The district court granted Defendants' motions to dismiss. The court held that the Act's regulation of sales outside California is an impermissible regulation of wholly out-of-state conduct, in violation of the dormant Commerce Clause. The court next held that the entire Act must be stricken as unconstitutional, because the invalid portion of the Act could not be severed. The court declined to reach the parties' alternative arguments, such as Defendants' argument that the Act is preempted by federal copyright laws and Defendant eBay's argument that it is neither a seller nor a seller's agent.

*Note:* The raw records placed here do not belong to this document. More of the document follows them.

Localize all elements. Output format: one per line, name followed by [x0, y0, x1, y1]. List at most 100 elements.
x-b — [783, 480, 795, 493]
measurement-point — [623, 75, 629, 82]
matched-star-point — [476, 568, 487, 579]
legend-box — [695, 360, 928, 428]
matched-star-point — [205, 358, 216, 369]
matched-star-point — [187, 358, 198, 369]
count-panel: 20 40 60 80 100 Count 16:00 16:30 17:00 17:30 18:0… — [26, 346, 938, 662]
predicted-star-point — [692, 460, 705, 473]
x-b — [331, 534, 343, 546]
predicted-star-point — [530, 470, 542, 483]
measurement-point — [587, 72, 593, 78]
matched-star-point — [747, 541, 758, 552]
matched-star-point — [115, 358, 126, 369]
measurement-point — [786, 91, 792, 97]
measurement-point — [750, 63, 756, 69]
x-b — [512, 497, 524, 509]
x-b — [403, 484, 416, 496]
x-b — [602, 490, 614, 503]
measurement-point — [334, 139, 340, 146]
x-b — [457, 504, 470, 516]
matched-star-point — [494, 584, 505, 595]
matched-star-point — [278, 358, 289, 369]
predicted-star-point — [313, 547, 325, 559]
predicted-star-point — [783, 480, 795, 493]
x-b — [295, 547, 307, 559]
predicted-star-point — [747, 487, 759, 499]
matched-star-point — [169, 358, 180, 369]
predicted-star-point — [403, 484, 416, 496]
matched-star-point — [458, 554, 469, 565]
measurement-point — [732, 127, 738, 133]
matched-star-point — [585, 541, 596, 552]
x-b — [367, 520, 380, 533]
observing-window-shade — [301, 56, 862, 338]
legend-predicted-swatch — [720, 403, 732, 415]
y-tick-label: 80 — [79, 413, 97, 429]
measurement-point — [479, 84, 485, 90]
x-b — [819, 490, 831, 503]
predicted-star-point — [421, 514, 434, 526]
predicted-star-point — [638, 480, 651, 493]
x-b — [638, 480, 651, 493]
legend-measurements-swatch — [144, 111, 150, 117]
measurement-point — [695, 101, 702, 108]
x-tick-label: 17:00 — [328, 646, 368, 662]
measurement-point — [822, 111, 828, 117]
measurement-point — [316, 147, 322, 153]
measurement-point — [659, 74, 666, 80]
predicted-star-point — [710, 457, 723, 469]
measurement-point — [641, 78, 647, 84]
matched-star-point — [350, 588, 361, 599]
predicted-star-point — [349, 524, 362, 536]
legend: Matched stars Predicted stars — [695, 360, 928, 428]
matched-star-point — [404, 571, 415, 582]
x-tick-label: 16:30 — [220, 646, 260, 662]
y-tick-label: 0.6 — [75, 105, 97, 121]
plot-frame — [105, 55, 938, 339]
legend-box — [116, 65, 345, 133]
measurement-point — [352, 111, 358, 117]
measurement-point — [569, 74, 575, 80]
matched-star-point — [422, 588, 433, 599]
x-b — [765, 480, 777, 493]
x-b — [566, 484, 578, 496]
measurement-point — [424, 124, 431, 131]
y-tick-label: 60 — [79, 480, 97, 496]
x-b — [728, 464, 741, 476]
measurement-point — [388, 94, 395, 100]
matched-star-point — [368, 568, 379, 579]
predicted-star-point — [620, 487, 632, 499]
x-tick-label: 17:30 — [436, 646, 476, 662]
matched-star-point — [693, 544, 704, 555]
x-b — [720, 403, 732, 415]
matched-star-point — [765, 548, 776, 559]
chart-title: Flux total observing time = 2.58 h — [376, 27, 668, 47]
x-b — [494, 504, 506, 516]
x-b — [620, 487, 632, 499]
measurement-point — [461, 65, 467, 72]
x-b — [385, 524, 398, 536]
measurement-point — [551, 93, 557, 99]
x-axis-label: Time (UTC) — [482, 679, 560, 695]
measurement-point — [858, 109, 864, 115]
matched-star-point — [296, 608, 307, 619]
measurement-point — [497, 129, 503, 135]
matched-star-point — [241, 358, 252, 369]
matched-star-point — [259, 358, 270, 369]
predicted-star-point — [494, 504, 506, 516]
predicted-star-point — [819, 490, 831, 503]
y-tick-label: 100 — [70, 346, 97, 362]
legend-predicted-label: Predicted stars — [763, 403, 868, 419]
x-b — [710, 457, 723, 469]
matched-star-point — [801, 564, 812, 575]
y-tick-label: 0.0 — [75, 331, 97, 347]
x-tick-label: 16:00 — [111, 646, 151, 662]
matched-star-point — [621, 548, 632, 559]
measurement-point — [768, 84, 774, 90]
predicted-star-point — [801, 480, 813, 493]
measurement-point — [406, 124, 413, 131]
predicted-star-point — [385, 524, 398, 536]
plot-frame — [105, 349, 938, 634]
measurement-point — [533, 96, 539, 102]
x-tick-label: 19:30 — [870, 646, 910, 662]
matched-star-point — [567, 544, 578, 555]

Plaintiffs timely appealed, and we consolidated the separate appeals. A three-judge panel heard oral argument last year. But, after argument, the panel directed the parties to file simultaneous briefs setting forth their positions on whether this case should be heard en banc. Thereafter, a majority of nonrecused active judges voted to hear the case en banc.

B. Dormant Commerce Clause

The Commerce Clause of the United States Constitution assigns to Congress the authority [t]o regulate Commerce with foreign Nations, and among the several States.” U.S. Const. art. I, § 8, cl. 3. Implicit in this “affirmative grant of regulatory power to Congress is a ‘negative aspect,’ referred to as the dormant Commerce Clause.” Conservation Force, Inc. v. Manning, 301 F.3d 985, 991 (9th Cir.2002). The dormant Commerce Clause is a “limitation upon the power of the States,” Great Atl. & Pac. Tea Co. v. Cottrell, 424 U.S. 366, 371, 96 S.Ct. 923, 47 L.Ed.2d 55 (1976) (internal quotation marks omitted), which “prohibits discrimination against interstate commerce and bars state regulations that unduly burden interstate commerce,” Quill Corp. v. North Dakota, 504 U.S. 298, 312, 112 S.Ct. 1904, 119 L.Ed.2d 91 (1992) (citation omitted). This principle ensures that state autonomy over “local needs” does not inhibit “the overriding requirement of freedom for the national commerce.” Great Atl. & Pac. Tea Co., 424 U.S. at 371, 96 S.Ct. 923 (internal quotation marks omitted).

California's Resale Royalty Act requires the payment of royalties to the artist after a sale of fine art whenever “the seller resides in California or the sale takes place in California.” Cal. Civ.Code § 986(a) (emphasis added). Defendants challenge the first clause because it regulates sales that take place outside California. Those sales have no necessary connection with the state other than the residency of the seller. For example, if a California resident has a part-time apartment in New York, buys a sculpture in New York from a North Dakota artist to furnish her apartment, and later sells the sculpture to a friend in New York, the Act requires the payment of a royalty to the North Dakota artist—even if the sculpture, the artist, and the buyer never traveled to, or had any connection with, California. We easily conclude that the royalty requirement, as applied to out-of-state sales by California residents, violates the dormant Commerce Clause.

The Supreme Court has held that “our cases concerning the extraterritorial effects of state economic regulation stand at a minimum for the following proposition[ ]: ... the Commerce Clause precludes the application of a state statute to commerce that takes place wholly outside of the State's borders, whether or not the commerce has effects within the State.” Healy v. Beer Instit., 491 U.S. 324, 336, 109 S.Ct. 2491, 105 L.Ed.2d 275 (1989) (ellipsis and internal quotation marks omitted); see also id. (holding that “a statute that directly controls commerce occurring wholly outside the boundaries of a State exceeds the inherent limits of the enacting State's authority and is invalid regardless of whether the statute's extraterritorial reach was intended by the legislature). Here, the state statute facially regulates a commercial transaction that “takes place wholly outside of the State's borders.” Id. Accordingly, it violates the dormant Commerce Clause. See also Valley Bank of Nev. v. Plus Sys., Inc., 914 F.2d 1186, 1189–90 (9th Cir.1990) (“Direct regulation occurs when a state law directly affects transactions that take place ... entirely outside of the state's borders. Such a statute is invalid per se....” (citation and internal quotation marks omitted)).